Le Gouvernement congolais franchit une nouvelle étape dans la lutte contre l’impunité des crimes commis dans l’Est du pays. Ce jeudi 29 janvier, le ministre des Droits humains, Me Samuel MBEMBA KABUYA, a lancé à Kinshasa un atelier national consacré à la consolidation des informations sur les violations graves des droits humains enregistrées à Goma et Bukavu, sous occupation des forces rwandaises et de l’AFC/M23.
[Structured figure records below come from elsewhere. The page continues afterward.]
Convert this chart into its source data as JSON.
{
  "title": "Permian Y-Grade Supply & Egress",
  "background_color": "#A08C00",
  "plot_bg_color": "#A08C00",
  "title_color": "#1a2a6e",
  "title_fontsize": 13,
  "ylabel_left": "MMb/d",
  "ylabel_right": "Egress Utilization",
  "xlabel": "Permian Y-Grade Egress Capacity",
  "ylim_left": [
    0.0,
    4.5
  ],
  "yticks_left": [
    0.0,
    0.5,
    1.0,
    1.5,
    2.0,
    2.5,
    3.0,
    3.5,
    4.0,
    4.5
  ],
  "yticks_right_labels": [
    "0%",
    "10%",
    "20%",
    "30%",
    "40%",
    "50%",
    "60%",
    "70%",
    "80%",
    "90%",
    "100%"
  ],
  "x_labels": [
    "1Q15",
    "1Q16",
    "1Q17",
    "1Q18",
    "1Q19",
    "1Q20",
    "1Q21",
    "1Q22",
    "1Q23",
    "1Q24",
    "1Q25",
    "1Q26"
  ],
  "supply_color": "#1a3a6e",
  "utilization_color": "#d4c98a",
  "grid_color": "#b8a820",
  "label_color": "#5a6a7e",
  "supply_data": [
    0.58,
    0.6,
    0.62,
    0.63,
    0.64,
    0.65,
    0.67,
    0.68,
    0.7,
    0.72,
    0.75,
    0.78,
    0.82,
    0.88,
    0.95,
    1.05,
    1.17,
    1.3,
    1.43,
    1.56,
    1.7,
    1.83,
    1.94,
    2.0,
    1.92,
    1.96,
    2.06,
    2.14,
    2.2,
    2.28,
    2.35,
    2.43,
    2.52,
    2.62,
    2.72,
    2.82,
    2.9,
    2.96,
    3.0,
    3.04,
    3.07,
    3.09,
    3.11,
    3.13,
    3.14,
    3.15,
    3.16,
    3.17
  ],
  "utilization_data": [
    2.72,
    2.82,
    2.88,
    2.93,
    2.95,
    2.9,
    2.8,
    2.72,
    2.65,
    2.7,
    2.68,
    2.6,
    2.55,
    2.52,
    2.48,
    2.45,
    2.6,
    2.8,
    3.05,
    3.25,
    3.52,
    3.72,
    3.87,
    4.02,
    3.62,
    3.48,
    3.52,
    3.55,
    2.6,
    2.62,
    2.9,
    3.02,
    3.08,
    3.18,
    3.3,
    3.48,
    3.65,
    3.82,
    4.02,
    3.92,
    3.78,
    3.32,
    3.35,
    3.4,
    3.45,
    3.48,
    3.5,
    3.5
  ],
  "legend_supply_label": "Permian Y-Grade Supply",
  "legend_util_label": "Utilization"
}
Pendant dix jours, des experts issus des institutions publiques et de la société civile vont passer au crible des dizaines de rapports, témoignages et données collectées depuis janvier 2025. L’objectif est clair : établir un document de référence, fiable et exhaustif, capable de retracer méthodiquement les exactions subies par les populations civiles dans les zones occupées.
En ouvrant les travaux, le ministre Samuel MBEMBA KABUYA a replacé cette initiative dans la vision portée par le Président de la République, Félix-Antoine Tshisekedi Tshilombo, qui a fait de la défense des droits humains un axe central de son action. Il a également salué l’implication de la Première ministre Judith Suminwa Tuluka, soulignant que cet atelier traduit la volonté politique de faire parler les faits, au-delà des discours.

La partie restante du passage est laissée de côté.